Σάρδις - Sardis, important Archaic to Late Antique polis at Sart in Lydia (Aegean Turkey)

Modern description Archaeological Atlas of the Aegean

Architectural remains associated with the Late Mycenaean period (13th-12th century BC) and local pottery.
Initially capital of the kingdom of Lydia and from the mid-6th century BC administrative centre of the Persian empire in Asia Minor (the terminus of the royal road from Susa). It was Hellenized mainly after its conquest by Alexander the Great in 334 BC. To the E of the river Pactolus (Paktolos) are ruins of the gymnasium, the stadium, the Hellenistic theatre and the Lydian agora (7th-4th century BC). The city's main street was paved and lined either side by stoas and shops. Hellenistic fortifications on the acropolis. The most significant monument is the Ionic temple of Artemis-Cybele (c. 300 BC). The temple was most probably designed by the architect Hermogenes between 175 and 150 BC, but was not completed until the mid-2nd century AD. On the outskirts of Sardis, at Bin Tepe, are the tumuli of the Lydian kings (7th-6th century BC), the largest of which is mentioned by Herodotus as the tumulus of Alyattes.
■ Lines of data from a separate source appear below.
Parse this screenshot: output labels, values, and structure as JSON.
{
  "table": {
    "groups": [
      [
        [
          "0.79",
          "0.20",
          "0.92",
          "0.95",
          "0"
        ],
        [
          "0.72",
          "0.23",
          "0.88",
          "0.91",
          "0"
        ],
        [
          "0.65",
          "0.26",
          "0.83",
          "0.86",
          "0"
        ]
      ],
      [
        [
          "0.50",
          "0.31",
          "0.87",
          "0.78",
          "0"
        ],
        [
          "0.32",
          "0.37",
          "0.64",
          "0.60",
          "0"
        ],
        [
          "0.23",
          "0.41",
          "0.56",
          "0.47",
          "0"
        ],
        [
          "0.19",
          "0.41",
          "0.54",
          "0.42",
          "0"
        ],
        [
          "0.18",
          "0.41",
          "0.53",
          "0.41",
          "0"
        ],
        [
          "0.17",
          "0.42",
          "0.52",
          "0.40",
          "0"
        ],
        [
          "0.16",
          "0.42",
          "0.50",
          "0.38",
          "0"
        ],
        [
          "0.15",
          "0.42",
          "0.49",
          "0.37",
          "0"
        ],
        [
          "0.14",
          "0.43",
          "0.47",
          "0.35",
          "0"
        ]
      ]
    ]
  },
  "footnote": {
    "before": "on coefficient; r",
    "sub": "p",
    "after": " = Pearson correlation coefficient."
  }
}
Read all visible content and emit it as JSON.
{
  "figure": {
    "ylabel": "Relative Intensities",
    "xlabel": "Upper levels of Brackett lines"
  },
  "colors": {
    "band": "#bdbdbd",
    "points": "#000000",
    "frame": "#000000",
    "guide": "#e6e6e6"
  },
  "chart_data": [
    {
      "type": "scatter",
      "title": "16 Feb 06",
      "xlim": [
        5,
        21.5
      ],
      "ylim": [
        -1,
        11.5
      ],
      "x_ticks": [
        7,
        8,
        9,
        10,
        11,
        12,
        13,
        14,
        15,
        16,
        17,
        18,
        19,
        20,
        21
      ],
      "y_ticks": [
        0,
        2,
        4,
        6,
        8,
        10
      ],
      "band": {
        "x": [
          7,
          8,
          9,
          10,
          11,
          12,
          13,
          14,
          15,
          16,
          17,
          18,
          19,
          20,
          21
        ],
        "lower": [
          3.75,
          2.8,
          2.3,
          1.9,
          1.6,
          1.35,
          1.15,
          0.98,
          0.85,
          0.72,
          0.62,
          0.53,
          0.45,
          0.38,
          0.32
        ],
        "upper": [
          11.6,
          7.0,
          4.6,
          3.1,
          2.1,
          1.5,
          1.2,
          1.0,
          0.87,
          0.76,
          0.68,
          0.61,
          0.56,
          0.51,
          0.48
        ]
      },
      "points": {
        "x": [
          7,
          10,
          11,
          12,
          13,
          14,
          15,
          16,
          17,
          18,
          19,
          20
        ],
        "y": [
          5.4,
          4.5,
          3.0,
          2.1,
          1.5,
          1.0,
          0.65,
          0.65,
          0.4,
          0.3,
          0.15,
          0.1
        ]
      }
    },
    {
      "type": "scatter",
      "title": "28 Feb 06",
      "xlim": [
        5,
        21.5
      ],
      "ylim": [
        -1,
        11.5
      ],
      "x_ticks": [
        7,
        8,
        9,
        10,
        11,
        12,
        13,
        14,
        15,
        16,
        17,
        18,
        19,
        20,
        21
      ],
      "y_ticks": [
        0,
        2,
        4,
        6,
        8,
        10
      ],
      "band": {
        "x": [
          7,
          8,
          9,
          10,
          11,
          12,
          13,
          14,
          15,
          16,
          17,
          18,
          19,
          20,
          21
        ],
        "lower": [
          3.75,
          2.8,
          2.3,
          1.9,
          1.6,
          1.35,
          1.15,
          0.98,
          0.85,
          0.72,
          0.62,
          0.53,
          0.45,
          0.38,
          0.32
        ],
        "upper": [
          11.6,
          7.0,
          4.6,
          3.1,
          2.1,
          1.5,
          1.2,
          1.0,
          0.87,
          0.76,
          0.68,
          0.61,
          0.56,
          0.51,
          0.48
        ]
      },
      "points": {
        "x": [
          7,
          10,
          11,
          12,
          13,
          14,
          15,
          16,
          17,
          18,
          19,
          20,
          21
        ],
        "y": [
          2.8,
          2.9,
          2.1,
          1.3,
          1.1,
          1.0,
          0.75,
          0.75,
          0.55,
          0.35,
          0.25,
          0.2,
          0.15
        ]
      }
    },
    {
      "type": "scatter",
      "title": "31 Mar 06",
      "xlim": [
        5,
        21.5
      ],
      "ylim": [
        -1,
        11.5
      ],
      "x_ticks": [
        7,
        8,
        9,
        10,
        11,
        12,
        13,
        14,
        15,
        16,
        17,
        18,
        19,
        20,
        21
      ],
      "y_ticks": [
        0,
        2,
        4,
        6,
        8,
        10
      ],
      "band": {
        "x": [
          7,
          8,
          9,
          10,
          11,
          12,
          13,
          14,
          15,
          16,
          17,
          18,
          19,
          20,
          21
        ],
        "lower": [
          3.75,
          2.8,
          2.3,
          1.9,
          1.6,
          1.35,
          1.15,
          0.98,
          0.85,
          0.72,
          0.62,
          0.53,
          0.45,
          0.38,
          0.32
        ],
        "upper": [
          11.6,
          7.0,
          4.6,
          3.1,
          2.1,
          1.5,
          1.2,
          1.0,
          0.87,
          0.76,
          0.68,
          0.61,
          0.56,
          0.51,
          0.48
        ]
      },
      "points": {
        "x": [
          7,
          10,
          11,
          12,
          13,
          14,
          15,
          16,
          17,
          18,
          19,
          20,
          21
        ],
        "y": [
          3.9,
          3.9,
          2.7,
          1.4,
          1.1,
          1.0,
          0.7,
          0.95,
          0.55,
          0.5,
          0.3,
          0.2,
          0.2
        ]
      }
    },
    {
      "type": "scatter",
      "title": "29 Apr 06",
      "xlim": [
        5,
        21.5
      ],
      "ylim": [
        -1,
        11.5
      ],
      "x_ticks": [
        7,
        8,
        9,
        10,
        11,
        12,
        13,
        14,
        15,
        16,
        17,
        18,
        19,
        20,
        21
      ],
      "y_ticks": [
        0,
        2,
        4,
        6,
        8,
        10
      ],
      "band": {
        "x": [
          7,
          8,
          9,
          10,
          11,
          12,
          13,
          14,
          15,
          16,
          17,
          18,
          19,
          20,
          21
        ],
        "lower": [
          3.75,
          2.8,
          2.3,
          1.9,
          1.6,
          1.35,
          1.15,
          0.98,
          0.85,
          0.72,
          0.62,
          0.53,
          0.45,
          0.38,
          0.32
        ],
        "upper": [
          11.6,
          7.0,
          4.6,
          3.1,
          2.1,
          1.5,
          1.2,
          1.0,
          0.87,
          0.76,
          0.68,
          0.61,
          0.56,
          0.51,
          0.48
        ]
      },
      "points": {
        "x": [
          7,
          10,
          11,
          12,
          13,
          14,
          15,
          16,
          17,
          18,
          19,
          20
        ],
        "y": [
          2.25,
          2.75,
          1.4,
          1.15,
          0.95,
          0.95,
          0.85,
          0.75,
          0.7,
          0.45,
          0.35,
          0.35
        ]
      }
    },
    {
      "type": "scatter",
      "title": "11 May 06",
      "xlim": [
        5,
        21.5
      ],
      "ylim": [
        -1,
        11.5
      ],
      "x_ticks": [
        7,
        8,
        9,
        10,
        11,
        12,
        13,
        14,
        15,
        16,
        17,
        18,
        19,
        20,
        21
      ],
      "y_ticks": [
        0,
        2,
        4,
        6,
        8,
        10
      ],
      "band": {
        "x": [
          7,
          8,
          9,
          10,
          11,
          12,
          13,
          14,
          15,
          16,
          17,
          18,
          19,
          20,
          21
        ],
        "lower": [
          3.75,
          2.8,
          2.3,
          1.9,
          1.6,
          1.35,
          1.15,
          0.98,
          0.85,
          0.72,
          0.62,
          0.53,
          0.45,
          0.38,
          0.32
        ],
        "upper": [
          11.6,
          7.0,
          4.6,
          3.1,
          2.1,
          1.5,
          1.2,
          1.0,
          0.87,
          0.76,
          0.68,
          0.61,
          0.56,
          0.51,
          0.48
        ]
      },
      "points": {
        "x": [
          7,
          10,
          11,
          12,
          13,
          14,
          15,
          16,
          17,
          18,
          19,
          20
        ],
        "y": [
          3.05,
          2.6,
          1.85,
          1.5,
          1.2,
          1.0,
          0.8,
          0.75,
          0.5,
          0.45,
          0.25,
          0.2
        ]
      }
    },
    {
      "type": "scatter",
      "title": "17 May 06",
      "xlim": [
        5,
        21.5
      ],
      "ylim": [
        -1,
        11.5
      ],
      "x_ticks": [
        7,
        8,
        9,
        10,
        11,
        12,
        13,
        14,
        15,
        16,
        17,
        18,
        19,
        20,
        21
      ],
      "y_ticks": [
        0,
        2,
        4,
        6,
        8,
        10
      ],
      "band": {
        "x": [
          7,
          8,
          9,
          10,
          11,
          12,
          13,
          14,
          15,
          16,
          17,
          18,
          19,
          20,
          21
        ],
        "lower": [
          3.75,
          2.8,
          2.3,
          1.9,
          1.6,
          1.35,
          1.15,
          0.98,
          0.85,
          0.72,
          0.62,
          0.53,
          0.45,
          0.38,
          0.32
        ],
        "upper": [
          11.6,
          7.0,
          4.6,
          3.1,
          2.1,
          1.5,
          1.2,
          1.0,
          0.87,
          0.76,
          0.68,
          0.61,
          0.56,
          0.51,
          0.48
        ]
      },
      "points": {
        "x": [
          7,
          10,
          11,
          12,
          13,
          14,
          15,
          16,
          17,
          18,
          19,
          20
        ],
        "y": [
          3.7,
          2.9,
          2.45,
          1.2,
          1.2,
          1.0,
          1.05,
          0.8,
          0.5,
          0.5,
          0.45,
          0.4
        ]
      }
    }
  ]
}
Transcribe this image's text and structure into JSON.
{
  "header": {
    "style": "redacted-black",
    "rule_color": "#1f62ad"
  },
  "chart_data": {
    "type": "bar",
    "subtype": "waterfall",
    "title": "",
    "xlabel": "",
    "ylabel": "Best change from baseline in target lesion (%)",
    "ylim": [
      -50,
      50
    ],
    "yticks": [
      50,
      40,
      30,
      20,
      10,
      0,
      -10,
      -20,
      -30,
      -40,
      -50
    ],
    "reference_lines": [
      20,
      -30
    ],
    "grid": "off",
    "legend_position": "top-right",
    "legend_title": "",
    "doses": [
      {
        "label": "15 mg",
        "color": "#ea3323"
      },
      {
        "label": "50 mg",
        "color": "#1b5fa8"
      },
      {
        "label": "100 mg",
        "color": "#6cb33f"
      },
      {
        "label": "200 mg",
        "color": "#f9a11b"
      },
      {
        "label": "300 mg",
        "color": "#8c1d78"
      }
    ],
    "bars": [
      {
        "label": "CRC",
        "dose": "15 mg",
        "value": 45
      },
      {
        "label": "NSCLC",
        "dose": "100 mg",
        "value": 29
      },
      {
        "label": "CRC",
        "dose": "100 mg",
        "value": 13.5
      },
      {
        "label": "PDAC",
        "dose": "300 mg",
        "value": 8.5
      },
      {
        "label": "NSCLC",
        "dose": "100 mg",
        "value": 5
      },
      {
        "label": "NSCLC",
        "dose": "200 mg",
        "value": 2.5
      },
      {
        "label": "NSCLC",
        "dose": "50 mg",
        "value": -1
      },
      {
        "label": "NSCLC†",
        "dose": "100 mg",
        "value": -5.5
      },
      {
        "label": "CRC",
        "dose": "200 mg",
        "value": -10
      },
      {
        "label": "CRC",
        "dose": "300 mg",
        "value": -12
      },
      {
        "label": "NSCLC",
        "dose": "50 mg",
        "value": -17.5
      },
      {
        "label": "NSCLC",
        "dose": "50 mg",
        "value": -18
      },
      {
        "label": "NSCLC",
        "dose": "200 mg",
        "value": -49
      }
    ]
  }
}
Sardis flourished in the Early Byzantine period and was a political and ecclesiastical centre as well as a military base. The city extended beyond the defensive wall of the late 3rd century AD. In the Early Christian period interventions were made to the Roman gymnasium, the S hall of which was converted into a synagogue (4th century), which was later dedicated for Christian worship. Ruins of a large domed basilica (6th century), shops built on to the south façade of the gymnasium and houses (4th-6th century BC) have been excavated. Near the SE corner of the temple of Artemis ruins of a small 4th-century church. A luxurious residence S of the gymnasium (4th century). Some house walls have painted decoration of crosses. Early Christian grave of Chrysanthios with wall-paintings (late 4th century).